For instance, Sukumo brokers told some investors that Stem Genetics was getting a $300 million federal research grant. The startup had no lab or scientists on staff.

Sukumo got 70 cents to 85 cents of every dollar raised from investors. But the transaction statements sent to investors showed a commission of 2 percent. Other middlemen took a cut of what little remained as escrow or finder's fees, the SEC said.

Besides being president of NCI Holdings, Carlucci, 35, functioned as the escrow agent for Diversified Financial Resources and Stem Genetics. The SEC says Carlucci collected more than $700,000 for his efforts.

Although the brokers were overseas, the stock scheme had its roots in the United States. The SEC said in its lawsuit that the middleman is David M. Wolfson, 24, of Salt Lake City. He is the son of Allen Z. Wolfson, who was imprisoned last year in connection with another stock fraud case. The elder Wolfson had previous convictions for bank fraud, illegal campaign contributions and securities fraud; he spent time in prison in the 1980s and 1990s.

The SEC contends that Allen Wolfson, mindful that he might be headed back behind bars, turned over some of his business operations to his son in late 2002 and early 2003. His behind-the-scenes presence looms large in the case.

SEC filings, incorporation documents and other records show:

Allen Wolfson created Stem Genetics, installing a longtime friend, Dr. Richard Youngblood, as president. The plastic surgeon had no experience in stem cell research, the company's purported field.

NCI Holdings' majority shareholder was an investment partnership headed by Allen Wolfson's nephew Richard D. Surber, 31.

Diversified Financial was headed by another Wolfson associate, John R. Chapman. The two men are defendants in still another SEC case, filed in September 2002. That case is pending.

Since the SEC filed the Sukumo case, NCI Holdings has been converted into an apparel company, Dark Dynamite Inc. F10 now is GFY Foods Inc., which operates three sandwich-and-smoothie shops in fitness centers in Illinois and Indiana.

Claiming jurisdiction

Even before the SEC moved against the ring, Laotian police had detained Sukumo's head, British citizen Michael Sydney Newman.

He and two Thai nationals were stopped at the airport in Vientiane. Authorities seized the equivalent of $308,000 and charged Newman with attempting to take currency out of the country without permission.

The ring might have escaped the SEC's action had it not made three mistakes:

The U.S. companies used Sukumo as a sales agent rather than selling their shares directly to the brokerage as the SEC's rules for offshore stock placements stipulate.

The companies and Sukumo had investors route the money for their stock purchases to banks in the United States, instead of financial institutions in another country.

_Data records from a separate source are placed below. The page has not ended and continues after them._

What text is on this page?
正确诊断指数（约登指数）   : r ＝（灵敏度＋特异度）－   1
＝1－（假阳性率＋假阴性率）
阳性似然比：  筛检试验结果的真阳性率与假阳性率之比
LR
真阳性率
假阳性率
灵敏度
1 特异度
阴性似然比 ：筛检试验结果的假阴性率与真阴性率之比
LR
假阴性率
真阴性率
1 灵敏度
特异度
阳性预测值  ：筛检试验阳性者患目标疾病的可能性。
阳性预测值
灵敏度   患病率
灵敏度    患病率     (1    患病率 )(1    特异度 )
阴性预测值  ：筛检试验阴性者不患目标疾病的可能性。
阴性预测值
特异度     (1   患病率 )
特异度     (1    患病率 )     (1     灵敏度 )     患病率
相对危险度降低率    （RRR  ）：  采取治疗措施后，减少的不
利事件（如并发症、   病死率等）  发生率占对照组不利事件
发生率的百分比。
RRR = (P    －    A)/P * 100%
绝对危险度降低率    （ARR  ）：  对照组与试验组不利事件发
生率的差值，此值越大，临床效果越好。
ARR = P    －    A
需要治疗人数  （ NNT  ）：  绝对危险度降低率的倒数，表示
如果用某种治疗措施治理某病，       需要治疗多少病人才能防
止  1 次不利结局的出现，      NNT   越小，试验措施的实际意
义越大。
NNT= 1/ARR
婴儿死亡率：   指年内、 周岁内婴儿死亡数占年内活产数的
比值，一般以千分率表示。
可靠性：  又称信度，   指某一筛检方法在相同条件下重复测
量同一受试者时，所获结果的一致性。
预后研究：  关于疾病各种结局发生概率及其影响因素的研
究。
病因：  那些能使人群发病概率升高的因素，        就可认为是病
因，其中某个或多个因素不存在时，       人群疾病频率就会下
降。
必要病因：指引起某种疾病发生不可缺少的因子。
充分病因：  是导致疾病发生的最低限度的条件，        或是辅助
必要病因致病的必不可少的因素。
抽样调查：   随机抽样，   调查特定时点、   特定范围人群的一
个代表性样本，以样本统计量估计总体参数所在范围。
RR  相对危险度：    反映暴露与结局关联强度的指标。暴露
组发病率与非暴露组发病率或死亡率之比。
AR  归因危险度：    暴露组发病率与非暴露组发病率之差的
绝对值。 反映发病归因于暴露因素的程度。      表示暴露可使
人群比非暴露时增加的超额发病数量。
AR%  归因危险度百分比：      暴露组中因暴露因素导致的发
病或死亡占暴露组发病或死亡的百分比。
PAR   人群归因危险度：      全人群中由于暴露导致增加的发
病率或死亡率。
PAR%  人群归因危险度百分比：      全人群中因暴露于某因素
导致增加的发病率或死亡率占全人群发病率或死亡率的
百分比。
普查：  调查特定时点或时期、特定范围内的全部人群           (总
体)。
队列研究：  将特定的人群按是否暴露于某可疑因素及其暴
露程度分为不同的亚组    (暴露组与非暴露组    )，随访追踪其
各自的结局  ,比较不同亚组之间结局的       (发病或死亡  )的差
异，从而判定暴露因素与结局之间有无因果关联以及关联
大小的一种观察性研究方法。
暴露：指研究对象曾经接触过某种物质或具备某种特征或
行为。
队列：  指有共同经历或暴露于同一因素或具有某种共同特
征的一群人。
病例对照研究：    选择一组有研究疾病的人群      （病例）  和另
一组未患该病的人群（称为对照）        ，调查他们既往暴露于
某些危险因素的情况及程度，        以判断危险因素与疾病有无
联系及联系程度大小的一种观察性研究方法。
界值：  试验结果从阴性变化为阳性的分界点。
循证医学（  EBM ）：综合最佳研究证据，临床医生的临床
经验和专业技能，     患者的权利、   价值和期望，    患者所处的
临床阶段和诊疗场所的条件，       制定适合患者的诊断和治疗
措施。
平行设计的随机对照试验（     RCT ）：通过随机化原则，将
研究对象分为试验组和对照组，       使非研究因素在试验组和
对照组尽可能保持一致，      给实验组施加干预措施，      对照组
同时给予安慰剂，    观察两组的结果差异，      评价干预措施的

They also had American escrow agents divide up the cash and send out the share certificates.

Those arrangements put enough of the activity on U.S. soil for the SEC to claim jurisdiction.

The defendants say in court filings that they broke no laws. And they argue that the SEC lacks jurisdiction because all the investors live outside the United States.

Just as the brokers at Sukumo operated behind false names, so did Carlucci. His real name is Gene D. Odice. He adopted an alias in the mid-1990s after a divorce resulted in multiple restraining orders against him and, ultimately, a no-contest plea to felony stalking.

Court and police records show that Odice and Carlucci share a birth date and Social Security number.

Newman, 42, the head of Sukumo, has been convicted in Laos. He was sentenced in February to 7 1/2 years in prison and fined nearly $6 million. The offenses included conducting an illegal business operation, making illegal international telephone calls, violating tax rules and possessing drugs.